Mehr als 20 Bahá’í-Häuser bei gewaltsamen Razzien gestürmt und mindestens 19 verhaftet

Berlin, 10. November 2022 – Bewaffnete iranische Sicherheitsbeamte haben in dieser Woche in den Städten Karaj und Hamedan die Wohnungen von mehr als 20 Bahá’í durchsucht und nach neuesten Informationen mindestens 19 von ihnen festgenommen. Viele der Bahá’í wurden bei den Razzien beschimpft und tätlich angegriffen. Die jüngsten Verhaftungen und Hausdurchsuchungen – bei denen auch fünf ältere Frauen belästigt wurden – bestätigen die zunehmenden Befürchtungen, dass die iranische Regierung noch härter gegen die verfolgte Bahá’í-Gemeinde im Iran vorgeht.

In Hamedan wurden Hausdurchsuchungen bei fünf älteren Frauen zwischen 70 und 90 Jahren durchgeführt. Eine von ihnen leidet an Alzheimer, eine andere wurde nach der Razzia notfallmäßig auf die Intensivstation gebracht. In einem anderen Fall brachen die Beamten die Wohnungstür einer 82-jährigen Frau auf, durchsuchten die Wohnung, zerschlugen ihr Hab und Gut und beschädigten die Wohnung in ihrer Abwesenheit. Die Ehemänner von zwei dieser Frauen gehörten zu den mehr als 200 Bahá’í, die von der iranischen Regierung nach der islamischen Revolution 1979 hingerichtet wurden.
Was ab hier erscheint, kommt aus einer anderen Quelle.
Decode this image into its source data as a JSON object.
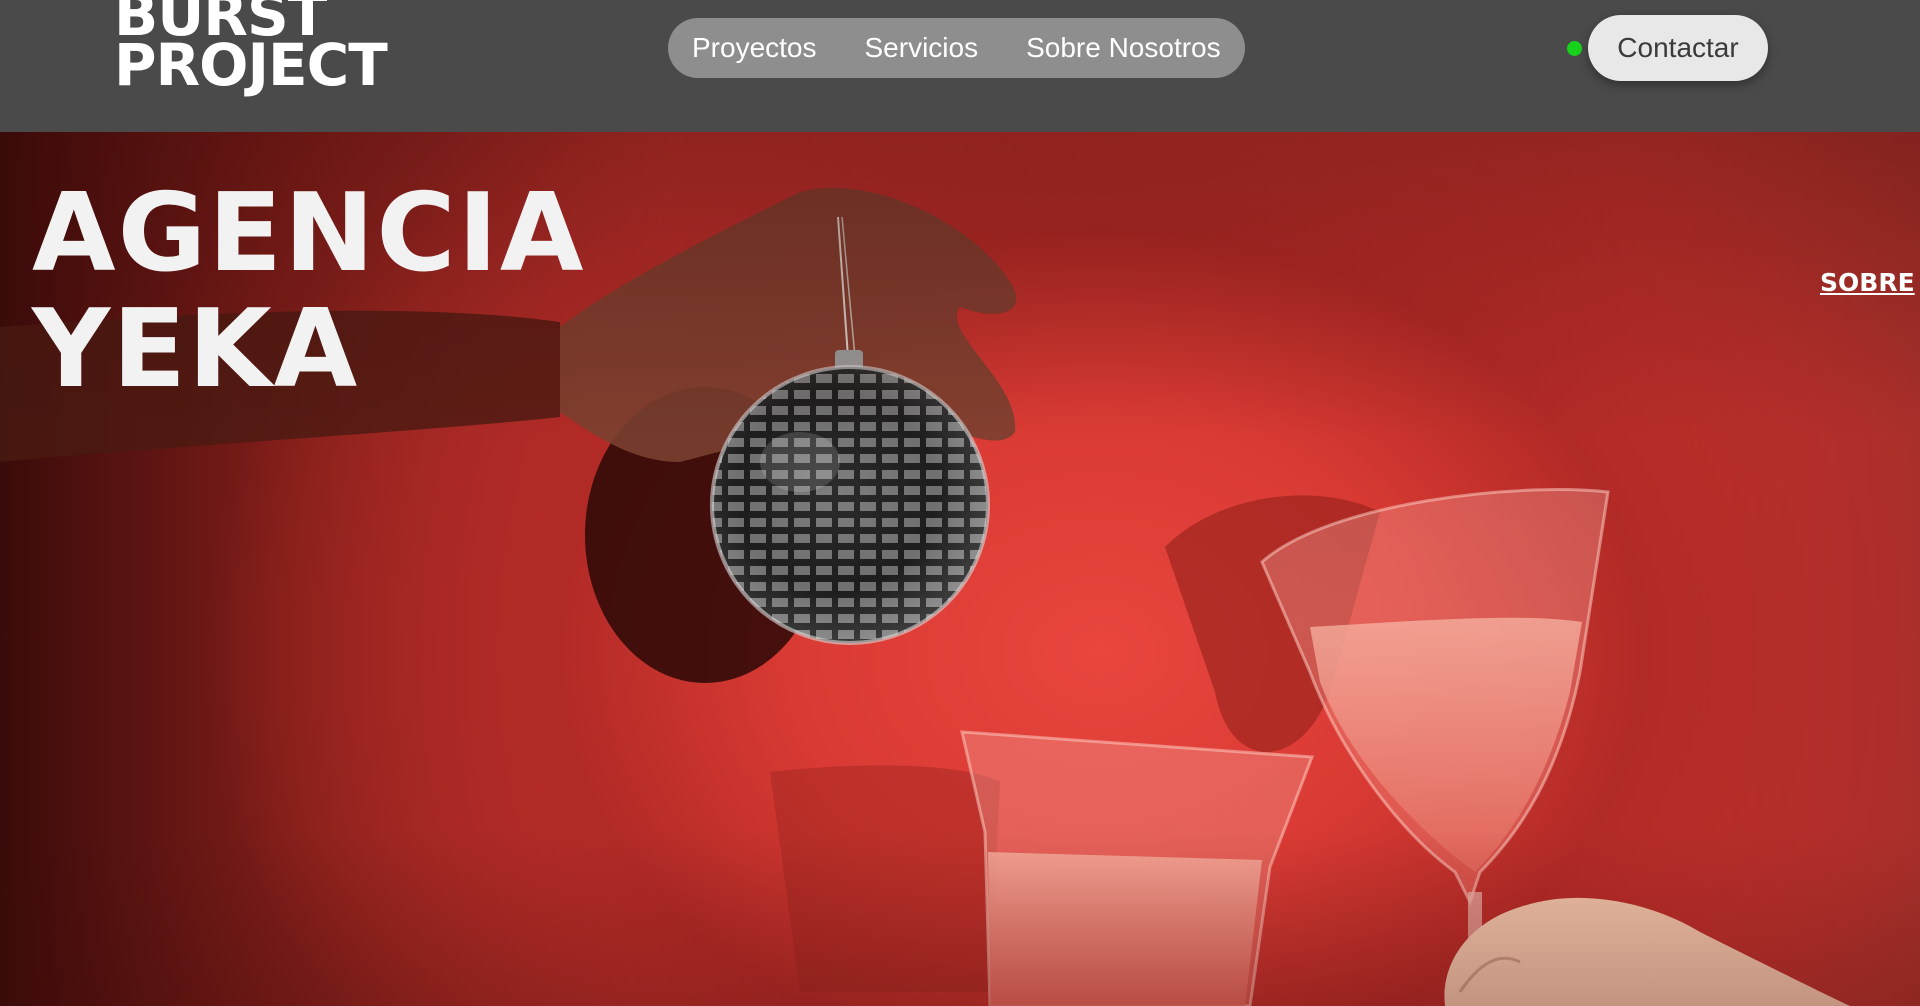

Es liegen keine weiteren Informationen über die Anschuldigungen gegen diese Bahá’í vor und auch nicht darüber, wo sie festgehalten werden.

Zehn weitere Bahá’í wurden letzten Monat in Isfahan verhaftet – ausschließlich Frauen. 26 weitere wurden zu insgesamt 126 Jahren Haft verurteilt. Insgesamt wurden seit letztem Monat mindestens 32 Personen in einer Reihe von Städten im ganzen Land inhaftiert.

„Mit jeder Woche, die vergeht, und mit jeder neuen Verhaftungswelle liefert uns die iranische Regierung neue Beweise für ihre Grausamkeit und ihre Absicht, die Bahá’í nur wegen ihres Glaubens zu verfolgen, selbst im fortgeschrittenen Alter“, sagt Jascha Noltenius, Beauftragter für Menschenrechtsfragen der Bahá’í-Gemeinde in Deutschland. „Die Durchsuchung der Häuser älterer und gebrechlicher Frauen, die ihre Ehemänner vor mehr als 40 Jahren durch dieselbe Regierung verloren haben, zeigt uns auch, dass alle Versuche der iranischen Behörden, ihr Handeln zu rechtfertigen, nichtig und falsch sind. Welche Bedrohung stellen kranke und alte Bahá’í für die iranische Regierung dar? Solche gnadenlosen Taten lassen sich nur mit religiösen Vorurteilen erklären.“

Die jüngste Verhaftungswelle in Hamadan, Karaj, Isfahan und Yazd sowie die fortgesetzte Verweigerung von Hochschulbildung, die Inhaftierung eines 90-jährigen Bahá’í-Mannes, der bereits 10 Jahre im Gefängnis verbracht hat, und die Verfolgung von 180 weiteren Personen fallen in den Kontext der weltweiten Kampagne #OurStoryIsOne, die im Juli 2023 zum Gedenken an die Hinrichtung von 10 Bahá’í-Frauen im Jahr 1983 und zur Unterstützung der allgemeinen iranischen Bemühungen um Gerechtigkeit und Gleichberechtigung gestartet wurde. Die Kampagne hat in der iranischen Gesellschaft innerhalb und außerhalb des Landes eine noch nie dagewesene Solidarität hervorgerufen.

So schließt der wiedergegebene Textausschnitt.